CDH13 interacts with adiponectin in the smooth muscle and endothelial cells [24, 67] and high dietary fat reduces adiponectin levels [68]. Low expression of adiponectin is associated with an increased risk of colorectal cancer [69]. Besides, a high intake of fats, especially saturated fats increases the risk of colorectal cancer [9,10,11]. In our study, we adjusted for ADIPOQ cg16126291, a methylation site in the promoter region of the adiponectin gene which has been validated as being significantly associated with adipogenesis [70]. The observed relationships between fat intake and CDH13 in both men and women were not affected after such adjustments.
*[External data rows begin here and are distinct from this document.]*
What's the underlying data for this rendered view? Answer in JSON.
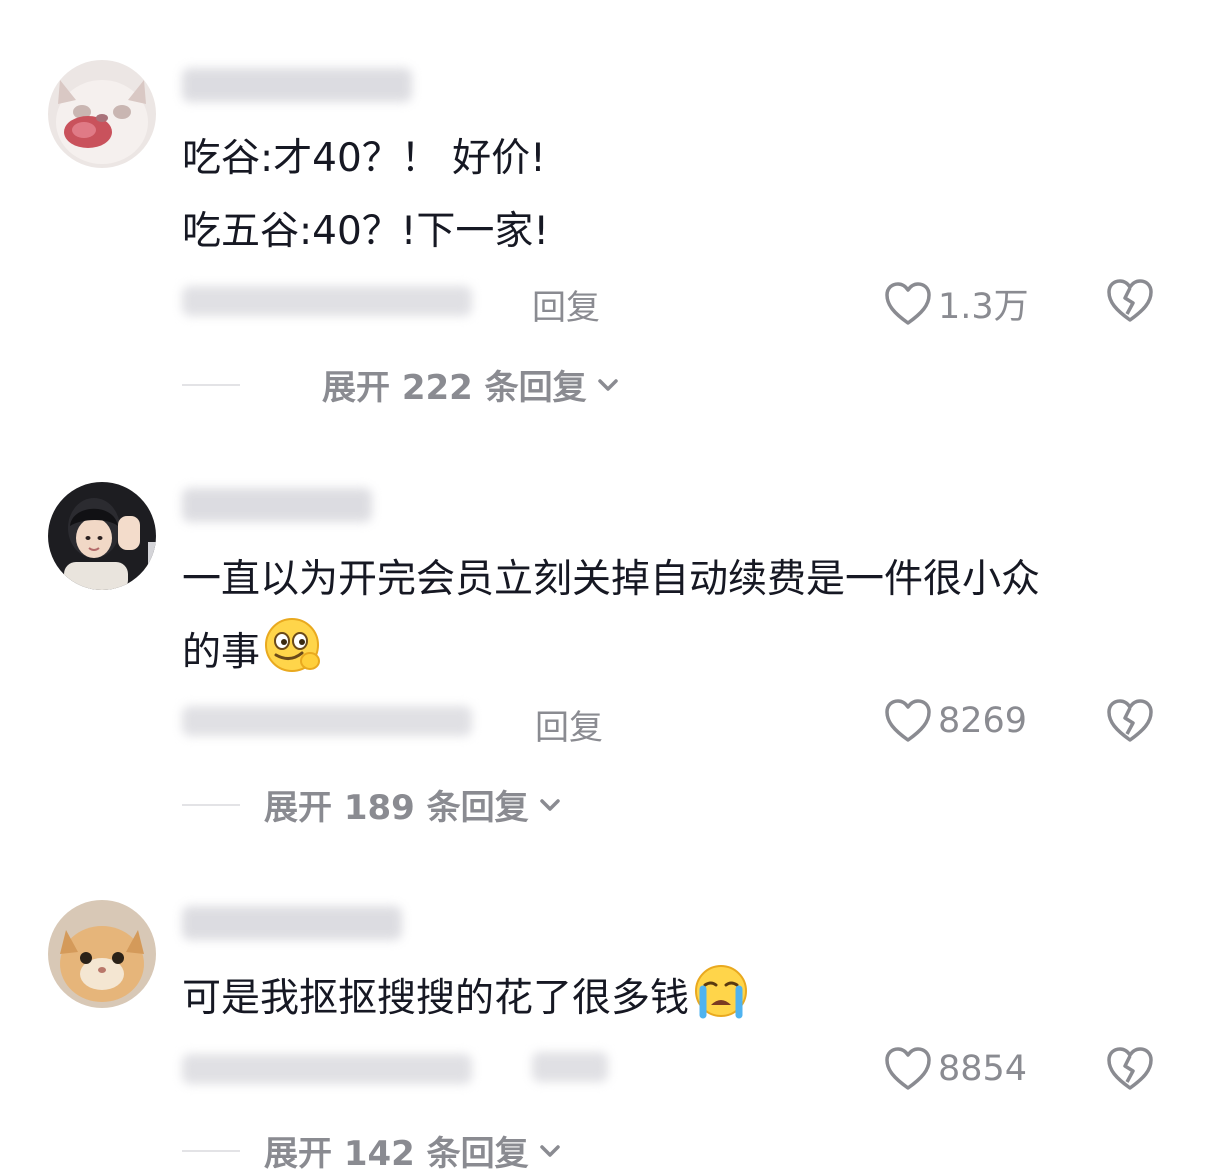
{
  "comments": [
    {
      "lines": [
        "吃谷:才40？！ 好价!",
        "吃五谷:40？!下一家!"
      ],
      "reply_label": "回复",
      "likes": "1.3万",
      "expand_label": "展开 222 条回复",
      "avatar_icon": "cat-face-avatar-icon",
      "emoji_icon": null
    },
    {
      "lines": [
        "一直以为开完会员立刻关掉自动续费是一件很小众",
        "的事"
      ],
      "reply_label": "回复",
      "likes": "8269",
      "expand_label": "展开 189 条回复",
      "avatar_icon": "person-waving-avatar-icon",
      "emoji_icon": "smirk-emoji-icon"
    },
    {
      "lines": [
        "可是我抠抠搜搜的花了很多钱"
      ],
      "reply_label": "",
      "likes": "8854",
      "expand_label": "展开 142 条回复",
      "avatar_icon": "orange-cat-avatar-icon",
      "emoji_icon": "crying-emoji-icon"
    }
  ],
  "colors": {
    "text_primary": "#161823",
    "text_secondary": "#8a8b91",
    "background": "#ffffff"
  }
}
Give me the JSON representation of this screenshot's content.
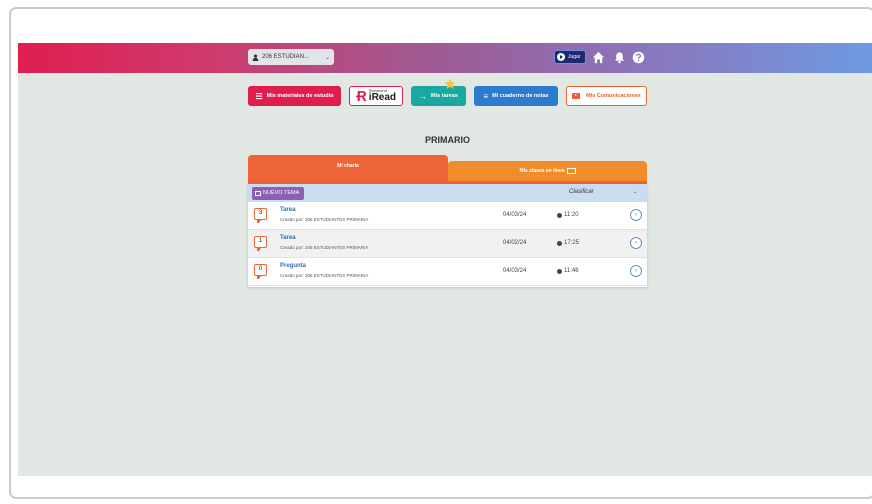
{
  "header": {
    "user_select": "206 ESTUDIAN...",
    "jugar_label": "Jugar"
  },
  "nav": {
    "materiales": "Mis materiales de estudio",
    "iread_small": "Richmond",
    "iread_big": "iRead",
    "tareas": "Mis tareas",
    "cuaderno": "Mi cuaderno de notas",
    "comunicaciones": "Mis Comunicaciones"
  },
  "page": {
    "title": "PRIMARIO"
  },
  "tabs": {
    "charla": "Mi charla",
    "clases": "Mis clases en línea"
  },
  "toolbar": {
    "nuevo_tema": "NUEVO TEMA",
    "clasificar": "Clasificar"
  },
  "rows": [
    {
      "count": "3",
      "title": "Tarea",
      "sub": "Creado por: 206 ESTUDIANTES PRIMARIA",
      "date": "04/03/24",
      "time": "11:20"
    },
    {
      "count": "1",
      "title": "Tarea",
      "sub": "Creado por: 206 ESTUDIANTES PRIMARIA",
      "date": "04/02/24",
      "time": "17:25"
    },
    {
      "count": "0",
      "title": "Pregunta",
      "sub": "Creado por: 206 ESTUDIANTES PRIMARIA",
      "date": "04/03/24",
      "time": "11:46"
    }
  ],
  "colors": {
    "accent_red": "#de1f4e",
    "accent_orange": "#ed6436",
    "teal": "#1aa9a0",
    "blue": "#2c7bcf"
  },
  "icons": [
    "user-icon",
    "chevron-down-icon",
    "play-icon",
    "home-icon",
    "bell-icon",
    "help-icon",
    "star-icon",
    "list-icon",
    "arrow-right-icon",
    "checklist-icon",
    "chat-icon",
    "clock-icon",
    "chevron-right-icon"
  ]
}
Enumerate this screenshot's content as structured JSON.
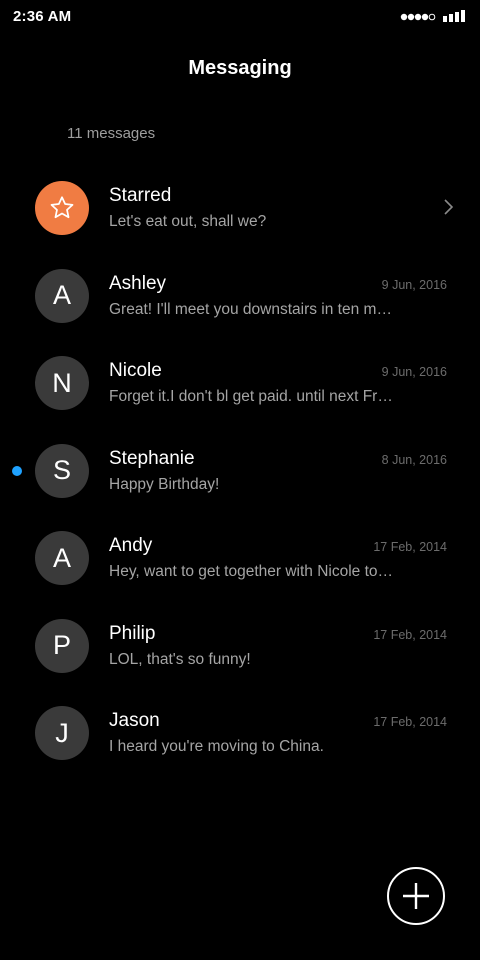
{
  "status_bar": {
    "time": "2:36 AM"
  },
  "header": {
    "title": "Messaging"
  },
  "summary": {
    "count_text": "11 messages"
  },
  "conversations": [
    {
      "avatar": "",
      "icon": "star-icon",
      "name": "Starred",
      "preview": "Let's eat out, shall we?",
      "date": "",
      "unread": false,
      "has_chevron": true
    },
    {
      "avatar": "A",
      "name": "Ashley",
      "preview": "Great! I'll meet you downstairs in ten minutes",
      "date": "9 Jun, 2016",
      "unread": false
    },
    {
      "avatar": "N",
      "name": "Nicole",
      "preview": "Forget it.I don't bl get paid. until next Friday",
      "date": "9 Jun, 2016",
      "unread": false
    },
    {
      "avatar": "S",
      "name": "Stephanie",
      "preview": "Happy Birthday!",
      "date": "8 Jun, 2016",
      "unread": true
    },
    {
      "avatar": "A",
      "name": "Andy",
      "preview": "Hey, want to get together with Nicole tonight?",
      "date": "17 Feb, 2014",
      "unread": false
    },
    {
      "avatar": "P",
      "name": "Philip",
      "preview": "LOL, that's so funny!",
      "date": "17 Feb, 2014",
      "unread": false
    },
    {
      "avatar": "J",
      "name": "Jason",
      "preview": "I heard you're moving to China.",
      "date": "17 Feb, 2014",
      "unread": false
    }
  ],
  "fab": {
    "icon": "plus-icon"
  },
  "colors": {
    "background": "#000000",
    "starred_avatar": "#f07c43",
    "avatar": "#3a3a3a",
    "unread_dot": "#1fa2ff",
    "preview_text": "#a5a5a5",
    "date_text": "#6c6c6c"
  }
}
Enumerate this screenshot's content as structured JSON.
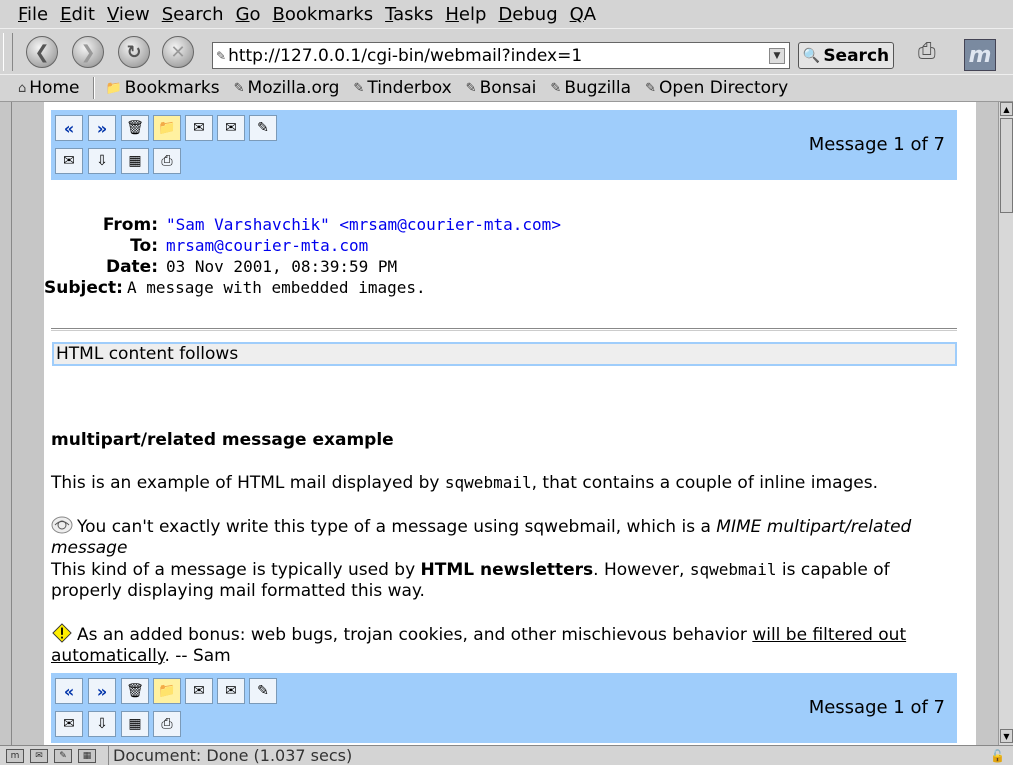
{
  "menu": {
    "items": [
      {
        "key": "F",
        "rest": "ile"
      },
      {
        "key": "E",
        "rest": "dit"
      },
      {
        "key": "V",
        "rest": "iew"
      },
      {
        "key": "S",
        "rest": "earch"
      },
      {
        "key": "G",
        "rest": "o"
      },
      {
        "key": "B",
        "rest": "ookmarks"
      },
      {
        "key": "T",
        "rest": "asks"
      },
      {
        "key": "H",
        "rest": "elp"
      },
      {
        "key": "D",
        "rest": "ebug"
      },
      {
        "key": "Q",
        "rest": "A"
      }
    ]
  },
  "nav": {
    "url": "http://127.0.0.1/cgi-bin/webmail?index=1",
    "search_label": "Search"
  },
  "bookmarks": {
    "home": "Home",
    "items": [
      "Bookmarks",
      "Mozilla.org",
      "Tinderbox",
      "Bonsai",
      "Bugzilla",
      "Open Directory"
    ]
  },
  "message": {
    "counter": "Message 1 of 7",
    "headers": {
      "from_label": "From:",
      "from_value": "\"Sam Varshavchik\" <mrsam@courier-mta.com>",
      "to_label": "To:",
      "to_value": "mrsam@courier-mta.com",
      "date_label": "Date:",
      "date_value": "03 Nov 2001, 08:39:59 PM",
      "subject_label": "Subject:",
      "subject_value": "A message with embedded images."
    },
    "html_banner": "HTML content follows",
    "body": {
      "heading": "multipart/related message example",
      "p1_a": "This is an example of HTML mail displayed by ",
      "p1_code": "sqwebmail",
      "p1_b": ", that contains a couple of inline images.",
      "p2_a": "You can't exactly write this type of a message using sqwebmail, which is a ",
      "p2_em": "MIME multipart/related message",
      "p2_b": "This kind of a message is typically used by ",
      "p2_strong": "HTML newsletters",
      "p2_c": ". However, ",
      "p2_code": "sqwebmail",
      "p2_d": " is capable of properly displaying mail formatted this way.",
      "p3_a": "As an added bonus: web bugs, trojan cookies, and other mischievous behavior ",
      "p3_link": "will be filtered out automatically",
      "p3_b": ". -- Sam"
    }
  },
  "status": {
    "text": "Document: Done (1.037 secs)"
  },
  "colors": {
    "toolbar_bg": "#9fcdfb",
    "link": "#0000ee"
  }
}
Since CDH13 is a tumor suppressor gene, its hypermethylation might result in gene repression as previously shown [27]. However, it was beyond the scope of this study to evaluate the association between CDH13 cg02263260 methylation and gene expression. This is a limitation of our study. Nonetheless, CDH13 down-regulation by aberrant methylation in the CpG island of its promoter is associated with colorectal [39, 48], NSCLC [32], and pancreatic cancer [43]. On the other hand, re-expression of CDH13 in most tumor cell lines inhibits tumor growth through enhanced susceptibility to apoptosis and subdued carcinogenic processes, including invasiveness, proliferation, and angiogenesis [26, 27]. Moreover, the up-regulation of CDH13 brings about an anti-apoptotic effect on the vascular endothelial cells [67] and enhances their migration and proliferation thereby elevating their survival [27]. Due to this, CDH13 is a potential therapeutic target for some cancers [27].

Conclusions

High fat intake was significantly associated with higher cg02263260 methylation in women and the test for trend was significant. These findings suggest that the association of fat intake with CDH13 cg02263260 might vary by sex and CDH13 cg02263260 methylation levels in women might increase as fat intake increases. As a tumor suppressor gene, CDH13 might repress gene expression when hypermethylated, possibly triggering tumorigenesis.